The bioregionalists explained why there are so few decision-making organizations or networks at regional levels, where harmful ecological problems could be most effectively addressed. They showed how history and economics had prompted leaders to draw artificial local, state and national borders that seldom conformed to the ecological zones which overlap with them. Hence, natural boundaries have little correlation with our present political, economic and social boundaries and their institutions. To be sure, many ecological problems — involving personal and collective choices and action, as well as their cumulative effects on human lives — cannot be resolved within existing political jurisdictions. Ultimately, we become inhabitants s"eparated from our own habitats.

How is cooperation over resources even possible if our geographical borders cannot be redrawn to protect and manage the environment? An engaged movement for a more ecological society cannot succeed without some kind of graphic image of the bioregional boundaries which are hidden from view. Such a map would focus on a region’s hydrology, geology and physiography, but also reflect its culture, history, present land-use patterns and climate."


From the Conclusion

"Based on our research, most of the region will exceed its biocapacity to produce food for its growing population within two or three decades.
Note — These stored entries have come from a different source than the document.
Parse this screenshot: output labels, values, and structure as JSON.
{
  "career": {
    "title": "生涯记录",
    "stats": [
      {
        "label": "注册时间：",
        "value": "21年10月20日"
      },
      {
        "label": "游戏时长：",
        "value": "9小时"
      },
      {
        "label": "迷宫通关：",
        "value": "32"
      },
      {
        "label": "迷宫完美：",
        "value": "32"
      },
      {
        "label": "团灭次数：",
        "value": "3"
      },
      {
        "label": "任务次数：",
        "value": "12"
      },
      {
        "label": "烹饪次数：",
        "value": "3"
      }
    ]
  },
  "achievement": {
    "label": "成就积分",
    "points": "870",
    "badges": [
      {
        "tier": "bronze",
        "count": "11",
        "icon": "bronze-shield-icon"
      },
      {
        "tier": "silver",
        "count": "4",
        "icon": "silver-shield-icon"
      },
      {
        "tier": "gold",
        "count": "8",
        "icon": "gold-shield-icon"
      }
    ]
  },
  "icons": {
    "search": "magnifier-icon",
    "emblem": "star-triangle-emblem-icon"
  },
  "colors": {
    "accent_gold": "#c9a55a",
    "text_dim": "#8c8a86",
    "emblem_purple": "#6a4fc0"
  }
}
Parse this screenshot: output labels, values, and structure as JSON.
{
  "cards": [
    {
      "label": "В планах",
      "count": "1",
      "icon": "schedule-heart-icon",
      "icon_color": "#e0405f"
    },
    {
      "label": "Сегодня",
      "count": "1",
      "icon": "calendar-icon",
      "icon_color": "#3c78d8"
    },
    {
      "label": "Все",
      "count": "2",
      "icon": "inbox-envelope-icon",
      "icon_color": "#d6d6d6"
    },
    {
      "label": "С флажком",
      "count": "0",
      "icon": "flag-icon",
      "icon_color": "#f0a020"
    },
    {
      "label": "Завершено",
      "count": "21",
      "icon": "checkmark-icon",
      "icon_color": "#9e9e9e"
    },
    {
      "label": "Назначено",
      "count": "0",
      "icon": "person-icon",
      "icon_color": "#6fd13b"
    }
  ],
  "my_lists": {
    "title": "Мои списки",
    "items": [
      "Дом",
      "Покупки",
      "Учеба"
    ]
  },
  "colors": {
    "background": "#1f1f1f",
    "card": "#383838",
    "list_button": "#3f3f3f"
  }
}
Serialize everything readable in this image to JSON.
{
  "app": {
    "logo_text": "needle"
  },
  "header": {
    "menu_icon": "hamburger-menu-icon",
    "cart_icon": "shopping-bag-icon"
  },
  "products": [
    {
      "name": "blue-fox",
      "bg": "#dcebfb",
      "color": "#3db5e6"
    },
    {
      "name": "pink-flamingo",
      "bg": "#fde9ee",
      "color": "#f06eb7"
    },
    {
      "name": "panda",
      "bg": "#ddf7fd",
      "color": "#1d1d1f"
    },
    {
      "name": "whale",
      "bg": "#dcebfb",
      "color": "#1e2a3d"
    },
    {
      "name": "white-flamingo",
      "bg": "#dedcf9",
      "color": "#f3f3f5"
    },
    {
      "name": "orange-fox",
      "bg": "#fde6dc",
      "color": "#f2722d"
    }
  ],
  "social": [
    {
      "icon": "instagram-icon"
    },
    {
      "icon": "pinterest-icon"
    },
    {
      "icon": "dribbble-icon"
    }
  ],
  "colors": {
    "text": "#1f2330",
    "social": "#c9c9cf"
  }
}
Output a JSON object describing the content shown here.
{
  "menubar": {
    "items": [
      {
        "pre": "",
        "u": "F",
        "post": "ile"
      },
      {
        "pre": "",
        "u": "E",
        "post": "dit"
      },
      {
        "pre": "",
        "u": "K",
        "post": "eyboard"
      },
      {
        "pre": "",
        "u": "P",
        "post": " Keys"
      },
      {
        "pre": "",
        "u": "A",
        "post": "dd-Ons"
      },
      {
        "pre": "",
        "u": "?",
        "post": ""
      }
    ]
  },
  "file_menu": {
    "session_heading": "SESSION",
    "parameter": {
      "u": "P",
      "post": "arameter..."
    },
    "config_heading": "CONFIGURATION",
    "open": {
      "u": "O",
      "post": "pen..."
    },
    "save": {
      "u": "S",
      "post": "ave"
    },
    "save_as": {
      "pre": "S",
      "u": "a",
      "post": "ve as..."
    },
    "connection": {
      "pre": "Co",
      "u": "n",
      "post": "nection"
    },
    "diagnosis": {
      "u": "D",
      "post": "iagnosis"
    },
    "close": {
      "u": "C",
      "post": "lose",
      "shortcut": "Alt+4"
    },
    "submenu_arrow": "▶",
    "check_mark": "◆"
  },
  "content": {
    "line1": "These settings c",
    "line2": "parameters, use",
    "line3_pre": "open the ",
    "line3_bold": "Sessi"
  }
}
Industrial pollution, climate change, sea level rise, invasive species, water diversions and loss of wetlands are threatening enormous swaths of human habitat. Before 2050, the prodigious agricultural production of the San Francisco Bay Watershed will fail to produce sufficient quantities of agriculture for its population due to uncertain rainfall, flooded coasts and inlets, depletion of aquifers, topsoil loss, an export-led business model and a lack of cooperative dialogue among its political subdivisions.

Our study indicates that locally-produced calories have more monetary and ecological value when consumed in the same life-places where they are produced. Yet as long as the San Francisco/Oakland/Hayward MSA continues to import agriculture from elsewhere, the community will be impacted by rising food prices. Importing food into the dense population of the Bay Area will be possible until its food suppliers — foreign, domestic and regional — face their own supply limits for finite energy and raw materials and the breakdown of their own their fragile infrastructures.

When the Bay Area becomes too severe a strain on the bioregion itself, the reversal will be rapid. The external dependency on food will collapse and the capacity of the entire San Francisco Bay Watershed to sustain itself will be overtaken by extreme costs in food, water, energy and housing.

Why do we exploit our ecosystems instead of restoring them as life-places for habitation? This was the basic question raised in 1968. Now, ironically, San Francisco’s ‘back to the land’ diaspora could turn into a mass evacuation from the region as its resources continue to decline and its self-sufficiency falters. How this existential crisis is addressed in the San Francisco Bay Watershed — and in bioregions everywhere — will determine the ecological future of all life-places and our sustainability as a species. The question then will be, not how sustainable but how inhabitable is my own bioregion?

Still, if there’s any area that can break down the barriers between people and their land-place, integrating the human community with the ecological community, it’s the Bay Area — the spot where modern bioregionalism began and remains a vital part of the cultural memory. Community members are the very organisms that depend on environmental resources for support.

Now we must learn how to restore this dynamic balance. The issue is not if we have the will to do this, but how soon can it be done?"